Nearly all data architects are familiar with data-oriented computer languages such as SQL. In an attempt to simplify a rather complicated system, SQL is a data querying language based on retrieving data stored according to mathematical relations. Rather than storing numbers, SQL databases represent all types of information in mathematical terms and use mathematical tools to sort the information. Other data-oriented languages, such as XML, are likely to be regular tools by people in this position.
This pretty much sums up the role: "The business team knew what they wanted, in plain English terms, and it was the job of the architect to ensure that the data was available which could answer their questions, and design relationships and flow diagrams of the data within the organization." --Mammmood
I don't know what this data architect role is. To me it sounds more like a BI type of guy, defining facts and dimensions, tables and their normalization in order to produce results specified by upper management, or creating reports.
The role of designing the database model for an application, well, I think that takes more than just knowing the names and attributes of a bunch of entities (like employee, customer, account, billing, whatever). I mean, how can someone design the database without knowledge of the business rules? Simple stuff like: Can an employee be registered to more than one job? Or how can the DA or DBA decide where to put a flag column to a table that will be used to invoke a specific behavior in the underlying code?
I don't see how the software class model can be separated from the database tables.
In a small organization, an educated DBA may fulfill the data architect and DBA role. However, the data architect works from a logical perspective and DBA works from an implementation perspective. They have different skill sets.
Each position may influence the outcome of the modeling effort and something maybe lost in the interpretation. For example, logical identifiers are different from physical. From my experience, a DBA has limited logical business exposure.

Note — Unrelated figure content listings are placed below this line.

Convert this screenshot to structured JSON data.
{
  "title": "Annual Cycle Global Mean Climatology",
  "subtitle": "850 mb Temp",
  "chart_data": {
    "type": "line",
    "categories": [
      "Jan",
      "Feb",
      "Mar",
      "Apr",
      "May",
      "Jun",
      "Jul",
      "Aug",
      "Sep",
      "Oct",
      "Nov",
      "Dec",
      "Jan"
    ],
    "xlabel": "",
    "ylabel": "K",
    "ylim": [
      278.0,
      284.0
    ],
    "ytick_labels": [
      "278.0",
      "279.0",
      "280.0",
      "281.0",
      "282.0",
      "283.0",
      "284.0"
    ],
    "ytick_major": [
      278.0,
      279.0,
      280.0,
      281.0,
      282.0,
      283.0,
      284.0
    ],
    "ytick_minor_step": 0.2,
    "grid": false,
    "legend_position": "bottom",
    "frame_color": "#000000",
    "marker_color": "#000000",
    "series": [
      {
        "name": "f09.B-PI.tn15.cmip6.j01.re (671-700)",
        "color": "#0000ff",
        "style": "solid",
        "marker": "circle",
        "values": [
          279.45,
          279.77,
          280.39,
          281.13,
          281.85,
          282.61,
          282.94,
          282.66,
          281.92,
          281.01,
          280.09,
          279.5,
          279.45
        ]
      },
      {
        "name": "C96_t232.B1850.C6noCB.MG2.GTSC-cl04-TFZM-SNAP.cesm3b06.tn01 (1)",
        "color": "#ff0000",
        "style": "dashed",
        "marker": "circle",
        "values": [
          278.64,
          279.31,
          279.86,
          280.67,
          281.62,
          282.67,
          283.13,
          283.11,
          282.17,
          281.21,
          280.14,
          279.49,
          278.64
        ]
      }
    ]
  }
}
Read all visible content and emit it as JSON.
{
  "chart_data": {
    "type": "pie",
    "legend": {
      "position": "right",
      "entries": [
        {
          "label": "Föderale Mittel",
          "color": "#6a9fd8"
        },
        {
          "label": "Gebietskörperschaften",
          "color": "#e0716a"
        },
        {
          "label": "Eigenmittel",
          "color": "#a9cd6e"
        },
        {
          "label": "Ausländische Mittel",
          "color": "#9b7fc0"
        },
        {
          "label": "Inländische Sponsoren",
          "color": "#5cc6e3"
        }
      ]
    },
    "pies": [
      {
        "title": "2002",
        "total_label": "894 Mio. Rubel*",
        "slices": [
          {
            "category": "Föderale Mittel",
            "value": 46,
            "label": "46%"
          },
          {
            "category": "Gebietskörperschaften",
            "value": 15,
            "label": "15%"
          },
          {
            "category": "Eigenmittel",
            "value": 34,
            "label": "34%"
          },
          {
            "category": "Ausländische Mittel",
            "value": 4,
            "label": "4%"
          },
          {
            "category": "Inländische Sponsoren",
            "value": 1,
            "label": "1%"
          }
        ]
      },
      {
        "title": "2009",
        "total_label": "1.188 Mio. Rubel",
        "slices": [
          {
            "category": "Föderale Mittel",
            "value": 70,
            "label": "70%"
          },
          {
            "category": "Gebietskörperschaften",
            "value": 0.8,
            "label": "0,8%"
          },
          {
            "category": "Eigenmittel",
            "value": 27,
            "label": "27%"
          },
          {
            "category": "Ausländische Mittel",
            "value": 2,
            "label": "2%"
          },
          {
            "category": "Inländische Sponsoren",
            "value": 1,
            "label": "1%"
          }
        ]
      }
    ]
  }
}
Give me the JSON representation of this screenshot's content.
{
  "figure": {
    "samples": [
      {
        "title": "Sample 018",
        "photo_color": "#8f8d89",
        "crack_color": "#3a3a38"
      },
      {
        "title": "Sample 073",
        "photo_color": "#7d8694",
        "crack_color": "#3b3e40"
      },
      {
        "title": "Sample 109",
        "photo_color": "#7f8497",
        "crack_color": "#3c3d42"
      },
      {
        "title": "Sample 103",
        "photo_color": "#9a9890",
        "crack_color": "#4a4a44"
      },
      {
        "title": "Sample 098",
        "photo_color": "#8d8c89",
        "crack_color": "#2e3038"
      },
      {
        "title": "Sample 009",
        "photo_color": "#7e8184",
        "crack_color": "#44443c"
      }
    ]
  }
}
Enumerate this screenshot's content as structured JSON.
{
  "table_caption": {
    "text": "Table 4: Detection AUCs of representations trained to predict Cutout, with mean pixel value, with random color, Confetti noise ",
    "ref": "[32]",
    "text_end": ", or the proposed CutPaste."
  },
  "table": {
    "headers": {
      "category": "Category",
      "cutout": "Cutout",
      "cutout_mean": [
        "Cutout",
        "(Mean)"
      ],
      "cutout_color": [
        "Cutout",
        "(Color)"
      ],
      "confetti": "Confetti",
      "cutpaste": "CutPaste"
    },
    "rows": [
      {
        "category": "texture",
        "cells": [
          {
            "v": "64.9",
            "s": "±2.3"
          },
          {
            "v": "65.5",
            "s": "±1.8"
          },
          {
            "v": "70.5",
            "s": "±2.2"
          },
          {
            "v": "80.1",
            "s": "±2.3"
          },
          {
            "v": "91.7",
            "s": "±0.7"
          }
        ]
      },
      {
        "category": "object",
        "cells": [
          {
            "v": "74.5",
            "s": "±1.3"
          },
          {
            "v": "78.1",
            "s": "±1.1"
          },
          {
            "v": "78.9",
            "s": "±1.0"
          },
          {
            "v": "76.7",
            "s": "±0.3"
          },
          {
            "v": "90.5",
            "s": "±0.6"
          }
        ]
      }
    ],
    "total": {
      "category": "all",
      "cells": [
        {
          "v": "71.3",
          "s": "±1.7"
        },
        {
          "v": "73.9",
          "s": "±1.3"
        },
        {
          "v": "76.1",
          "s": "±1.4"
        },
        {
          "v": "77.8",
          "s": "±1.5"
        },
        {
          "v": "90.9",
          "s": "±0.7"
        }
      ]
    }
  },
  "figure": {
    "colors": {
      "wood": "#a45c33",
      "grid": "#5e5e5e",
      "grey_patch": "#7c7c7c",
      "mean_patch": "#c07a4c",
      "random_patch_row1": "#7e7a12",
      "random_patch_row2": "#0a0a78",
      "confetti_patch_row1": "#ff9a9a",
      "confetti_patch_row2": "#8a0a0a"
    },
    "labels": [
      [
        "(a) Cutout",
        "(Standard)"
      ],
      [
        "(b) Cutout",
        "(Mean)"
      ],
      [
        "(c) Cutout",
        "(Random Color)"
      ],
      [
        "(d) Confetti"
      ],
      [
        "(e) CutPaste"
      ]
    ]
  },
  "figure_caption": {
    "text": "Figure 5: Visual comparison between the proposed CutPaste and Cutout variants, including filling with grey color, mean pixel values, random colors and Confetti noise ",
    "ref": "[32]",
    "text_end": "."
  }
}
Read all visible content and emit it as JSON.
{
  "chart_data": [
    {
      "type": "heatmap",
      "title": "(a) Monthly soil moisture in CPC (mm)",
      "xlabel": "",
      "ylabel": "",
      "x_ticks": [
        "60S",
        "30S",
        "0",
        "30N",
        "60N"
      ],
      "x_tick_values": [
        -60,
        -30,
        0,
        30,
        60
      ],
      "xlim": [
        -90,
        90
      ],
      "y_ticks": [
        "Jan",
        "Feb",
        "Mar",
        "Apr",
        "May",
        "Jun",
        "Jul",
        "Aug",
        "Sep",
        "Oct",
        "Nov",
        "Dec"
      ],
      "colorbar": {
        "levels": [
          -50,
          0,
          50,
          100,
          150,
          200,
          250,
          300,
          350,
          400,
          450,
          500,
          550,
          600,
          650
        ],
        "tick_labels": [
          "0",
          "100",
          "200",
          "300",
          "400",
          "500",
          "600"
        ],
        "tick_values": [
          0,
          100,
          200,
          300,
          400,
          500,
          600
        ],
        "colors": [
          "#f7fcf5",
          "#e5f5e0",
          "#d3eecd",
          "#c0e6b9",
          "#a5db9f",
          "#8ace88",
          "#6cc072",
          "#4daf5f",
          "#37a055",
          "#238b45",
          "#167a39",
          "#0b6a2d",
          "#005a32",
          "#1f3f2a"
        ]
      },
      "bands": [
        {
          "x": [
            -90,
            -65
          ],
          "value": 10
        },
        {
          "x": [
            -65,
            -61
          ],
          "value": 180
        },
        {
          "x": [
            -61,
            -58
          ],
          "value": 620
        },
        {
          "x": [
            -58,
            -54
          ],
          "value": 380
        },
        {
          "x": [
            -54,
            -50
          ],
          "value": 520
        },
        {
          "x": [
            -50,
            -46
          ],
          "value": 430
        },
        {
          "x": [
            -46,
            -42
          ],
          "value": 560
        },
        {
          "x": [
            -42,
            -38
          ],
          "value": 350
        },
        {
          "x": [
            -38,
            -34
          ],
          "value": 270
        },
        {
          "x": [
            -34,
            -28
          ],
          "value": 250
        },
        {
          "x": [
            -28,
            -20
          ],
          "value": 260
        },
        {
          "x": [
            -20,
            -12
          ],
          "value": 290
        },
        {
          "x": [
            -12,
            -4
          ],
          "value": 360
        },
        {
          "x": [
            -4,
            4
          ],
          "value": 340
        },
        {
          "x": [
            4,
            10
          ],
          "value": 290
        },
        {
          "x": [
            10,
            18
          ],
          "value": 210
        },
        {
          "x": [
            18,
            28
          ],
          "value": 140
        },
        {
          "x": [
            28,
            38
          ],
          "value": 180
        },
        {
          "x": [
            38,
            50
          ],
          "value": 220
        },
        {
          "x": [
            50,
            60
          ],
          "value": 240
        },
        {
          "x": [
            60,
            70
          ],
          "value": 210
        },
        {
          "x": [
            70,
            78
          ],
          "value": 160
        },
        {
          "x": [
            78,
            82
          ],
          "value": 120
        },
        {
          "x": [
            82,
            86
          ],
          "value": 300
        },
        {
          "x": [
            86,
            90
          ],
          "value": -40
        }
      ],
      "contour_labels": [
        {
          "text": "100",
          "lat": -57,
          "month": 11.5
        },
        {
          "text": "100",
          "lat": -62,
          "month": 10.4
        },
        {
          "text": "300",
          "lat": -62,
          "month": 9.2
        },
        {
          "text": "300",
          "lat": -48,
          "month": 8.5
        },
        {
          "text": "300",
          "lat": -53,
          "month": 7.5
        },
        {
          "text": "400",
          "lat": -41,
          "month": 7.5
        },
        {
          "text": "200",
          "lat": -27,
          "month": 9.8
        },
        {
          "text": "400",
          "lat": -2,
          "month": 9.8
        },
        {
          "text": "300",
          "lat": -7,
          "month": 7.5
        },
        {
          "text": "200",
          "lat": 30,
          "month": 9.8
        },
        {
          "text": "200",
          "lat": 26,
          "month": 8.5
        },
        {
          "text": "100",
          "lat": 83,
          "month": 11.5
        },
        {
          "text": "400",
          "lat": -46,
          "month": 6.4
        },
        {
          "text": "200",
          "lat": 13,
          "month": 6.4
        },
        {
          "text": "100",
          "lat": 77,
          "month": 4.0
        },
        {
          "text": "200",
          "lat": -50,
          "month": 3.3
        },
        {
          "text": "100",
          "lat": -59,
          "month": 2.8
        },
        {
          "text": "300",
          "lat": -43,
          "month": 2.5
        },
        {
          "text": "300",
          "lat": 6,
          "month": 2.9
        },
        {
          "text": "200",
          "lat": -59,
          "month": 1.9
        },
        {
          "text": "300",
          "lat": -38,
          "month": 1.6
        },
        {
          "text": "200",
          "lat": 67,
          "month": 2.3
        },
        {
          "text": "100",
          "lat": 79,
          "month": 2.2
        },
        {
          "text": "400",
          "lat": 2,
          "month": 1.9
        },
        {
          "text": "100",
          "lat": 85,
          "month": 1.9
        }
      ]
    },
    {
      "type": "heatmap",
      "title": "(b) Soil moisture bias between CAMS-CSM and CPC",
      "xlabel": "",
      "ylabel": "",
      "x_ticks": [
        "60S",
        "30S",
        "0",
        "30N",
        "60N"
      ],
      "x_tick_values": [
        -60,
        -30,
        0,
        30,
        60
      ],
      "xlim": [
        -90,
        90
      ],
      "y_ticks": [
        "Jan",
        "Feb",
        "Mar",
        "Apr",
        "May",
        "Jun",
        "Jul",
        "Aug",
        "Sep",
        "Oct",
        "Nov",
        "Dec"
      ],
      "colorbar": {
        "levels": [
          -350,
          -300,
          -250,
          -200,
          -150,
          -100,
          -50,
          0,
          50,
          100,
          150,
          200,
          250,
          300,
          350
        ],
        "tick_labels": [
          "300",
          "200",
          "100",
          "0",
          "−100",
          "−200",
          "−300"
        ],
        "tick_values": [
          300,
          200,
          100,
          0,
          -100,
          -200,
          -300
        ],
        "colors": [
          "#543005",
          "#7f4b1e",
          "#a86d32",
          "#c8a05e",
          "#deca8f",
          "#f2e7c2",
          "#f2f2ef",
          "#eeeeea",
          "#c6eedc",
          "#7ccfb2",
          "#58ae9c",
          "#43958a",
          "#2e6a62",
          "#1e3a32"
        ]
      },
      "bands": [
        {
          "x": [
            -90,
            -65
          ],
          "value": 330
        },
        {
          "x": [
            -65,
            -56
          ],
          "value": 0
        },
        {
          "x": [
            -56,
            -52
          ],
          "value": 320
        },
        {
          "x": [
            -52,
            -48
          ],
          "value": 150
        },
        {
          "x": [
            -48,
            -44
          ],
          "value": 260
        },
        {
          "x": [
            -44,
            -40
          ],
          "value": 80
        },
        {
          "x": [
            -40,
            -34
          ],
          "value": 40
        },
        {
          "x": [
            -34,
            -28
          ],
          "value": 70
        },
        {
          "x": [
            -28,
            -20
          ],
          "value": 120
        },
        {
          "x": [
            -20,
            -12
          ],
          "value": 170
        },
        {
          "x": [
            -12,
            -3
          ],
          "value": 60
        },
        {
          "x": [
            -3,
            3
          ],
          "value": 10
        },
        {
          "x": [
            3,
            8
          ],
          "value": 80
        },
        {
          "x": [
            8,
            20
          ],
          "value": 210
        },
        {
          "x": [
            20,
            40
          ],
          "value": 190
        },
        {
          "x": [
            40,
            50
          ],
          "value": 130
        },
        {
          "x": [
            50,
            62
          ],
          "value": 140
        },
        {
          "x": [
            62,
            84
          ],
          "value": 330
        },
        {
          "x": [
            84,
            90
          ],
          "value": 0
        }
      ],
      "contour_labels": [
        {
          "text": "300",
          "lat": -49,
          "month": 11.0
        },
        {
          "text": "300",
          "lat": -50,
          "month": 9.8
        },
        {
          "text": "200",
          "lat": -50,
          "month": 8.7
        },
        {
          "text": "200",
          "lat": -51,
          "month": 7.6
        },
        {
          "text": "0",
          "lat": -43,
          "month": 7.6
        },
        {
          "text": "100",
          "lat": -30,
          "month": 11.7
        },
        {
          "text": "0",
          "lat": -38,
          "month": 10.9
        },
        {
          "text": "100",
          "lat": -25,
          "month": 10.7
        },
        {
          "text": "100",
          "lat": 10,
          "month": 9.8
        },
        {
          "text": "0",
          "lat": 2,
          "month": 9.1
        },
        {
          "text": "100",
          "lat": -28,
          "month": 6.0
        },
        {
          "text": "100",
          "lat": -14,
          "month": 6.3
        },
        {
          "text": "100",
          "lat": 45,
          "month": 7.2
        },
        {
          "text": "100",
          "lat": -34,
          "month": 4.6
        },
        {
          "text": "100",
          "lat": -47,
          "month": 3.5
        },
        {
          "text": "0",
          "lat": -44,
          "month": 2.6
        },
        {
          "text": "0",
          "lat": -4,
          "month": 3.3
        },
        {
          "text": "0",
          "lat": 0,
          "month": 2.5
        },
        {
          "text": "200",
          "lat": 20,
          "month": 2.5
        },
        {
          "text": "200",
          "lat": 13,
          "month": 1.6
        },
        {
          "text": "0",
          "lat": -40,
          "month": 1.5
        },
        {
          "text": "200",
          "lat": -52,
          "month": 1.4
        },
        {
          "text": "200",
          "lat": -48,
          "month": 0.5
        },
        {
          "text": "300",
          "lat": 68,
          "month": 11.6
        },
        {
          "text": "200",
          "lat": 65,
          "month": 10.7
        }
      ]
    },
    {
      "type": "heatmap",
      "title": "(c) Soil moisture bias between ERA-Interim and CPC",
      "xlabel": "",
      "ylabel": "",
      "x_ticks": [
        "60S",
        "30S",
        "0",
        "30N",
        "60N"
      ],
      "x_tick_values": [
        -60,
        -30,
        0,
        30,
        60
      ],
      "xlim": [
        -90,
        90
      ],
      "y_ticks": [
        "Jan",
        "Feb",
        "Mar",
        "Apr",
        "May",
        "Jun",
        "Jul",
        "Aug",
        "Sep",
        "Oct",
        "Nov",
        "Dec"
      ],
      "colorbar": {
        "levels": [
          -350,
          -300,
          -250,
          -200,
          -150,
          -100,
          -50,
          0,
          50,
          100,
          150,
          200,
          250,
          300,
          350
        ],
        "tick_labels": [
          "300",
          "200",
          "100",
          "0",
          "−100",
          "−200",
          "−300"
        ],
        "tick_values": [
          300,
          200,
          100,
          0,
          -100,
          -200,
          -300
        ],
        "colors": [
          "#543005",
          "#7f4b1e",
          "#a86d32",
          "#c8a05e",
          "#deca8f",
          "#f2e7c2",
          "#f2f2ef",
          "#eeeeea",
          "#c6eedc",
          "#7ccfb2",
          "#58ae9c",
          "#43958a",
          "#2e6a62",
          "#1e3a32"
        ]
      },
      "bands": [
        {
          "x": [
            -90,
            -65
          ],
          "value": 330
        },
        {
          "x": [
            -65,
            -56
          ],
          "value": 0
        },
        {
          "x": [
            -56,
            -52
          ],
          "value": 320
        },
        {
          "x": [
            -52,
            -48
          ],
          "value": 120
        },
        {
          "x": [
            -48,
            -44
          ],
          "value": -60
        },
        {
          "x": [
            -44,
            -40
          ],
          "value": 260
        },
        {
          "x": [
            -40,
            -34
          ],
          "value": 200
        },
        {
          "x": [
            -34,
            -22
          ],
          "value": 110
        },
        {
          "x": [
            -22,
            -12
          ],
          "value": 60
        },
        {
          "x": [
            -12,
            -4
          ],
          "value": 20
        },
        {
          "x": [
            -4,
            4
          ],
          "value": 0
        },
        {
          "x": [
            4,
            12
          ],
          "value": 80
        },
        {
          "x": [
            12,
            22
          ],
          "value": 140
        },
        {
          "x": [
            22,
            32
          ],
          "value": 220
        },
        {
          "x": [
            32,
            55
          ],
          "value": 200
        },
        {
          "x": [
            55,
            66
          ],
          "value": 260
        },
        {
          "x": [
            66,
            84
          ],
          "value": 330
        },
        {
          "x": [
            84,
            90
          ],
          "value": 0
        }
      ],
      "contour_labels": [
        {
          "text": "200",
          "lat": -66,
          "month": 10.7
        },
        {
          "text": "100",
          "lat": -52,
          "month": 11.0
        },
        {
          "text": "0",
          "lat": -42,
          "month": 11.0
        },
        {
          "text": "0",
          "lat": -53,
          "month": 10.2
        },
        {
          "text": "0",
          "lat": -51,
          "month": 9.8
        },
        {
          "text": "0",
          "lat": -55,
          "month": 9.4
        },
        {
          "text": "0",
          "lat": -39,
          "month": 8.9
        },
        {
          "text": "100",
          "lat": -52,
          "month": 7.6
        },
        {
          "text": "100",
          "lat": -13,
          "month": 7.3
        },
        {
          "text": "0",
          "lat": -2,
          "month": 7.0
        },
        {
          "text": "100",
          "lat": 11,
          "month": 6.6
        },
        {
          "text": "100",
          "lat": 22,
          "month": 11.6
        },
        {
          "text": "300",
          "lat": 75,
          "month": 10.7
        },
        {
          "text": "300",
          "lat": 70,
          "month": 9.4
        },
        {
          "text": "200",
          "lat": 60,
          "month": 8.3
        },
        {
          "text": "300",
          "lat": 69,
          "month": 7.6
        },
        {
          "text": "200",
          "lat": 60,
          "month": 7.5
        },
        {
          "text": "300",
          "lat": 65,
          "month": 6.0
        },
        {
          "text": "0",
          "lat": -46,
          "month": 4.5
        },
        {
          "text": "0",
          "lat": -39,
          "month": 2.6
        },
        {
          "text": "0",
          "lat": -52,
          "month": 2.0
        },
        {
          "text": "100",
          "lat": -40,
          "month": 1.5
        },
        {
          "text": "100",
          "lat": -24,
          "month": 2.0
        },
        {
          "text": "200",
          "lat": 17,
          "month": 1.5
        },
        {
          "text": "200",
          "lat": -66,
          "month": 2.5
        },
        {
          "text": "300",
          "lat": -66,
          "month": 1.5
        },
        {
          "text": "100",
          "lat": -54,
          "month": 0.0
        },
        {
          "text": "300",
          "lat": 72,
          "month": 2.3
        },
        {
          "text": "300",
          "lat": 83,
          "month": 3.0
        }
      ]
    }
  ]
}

@Mammmood - That’s how it was in our company too, except it involved a little bit more. Part of an important part of the data architect job description that is missing from this description is the concept of data integration.
This basically means that the information to answer that business question may involve data in several different warehouses. The architect had to figure a way to integrate or tie those different sources of data together so that, to the end user, it was seamless, as if it all came from one source.
This usually involved “virtualization” or creating a view of the data, and having the end user query the view instead of directly against the source itself.
@anon130308 - At the company where I worked the person who filled this role was called the data warehouse architect. He was also the DBA, worked with Oracle as the backend and was responsible for defining available data and then creating physical and logical models of the data that would match business requirements.
The business team knew what they wanted, in plain English terms, and it was the job of the architect to ensure that the data was available which could answer their questions, and design relationships and flow diagrams of the data within the organization.
In other words, the architect sets everything up so when the end users ask questions, they get the right answers in the format that they expect.
The definition is very succinct but it appears to skip out how the job of a data architect impacts or impacted by the formulation or implementation of business strategy.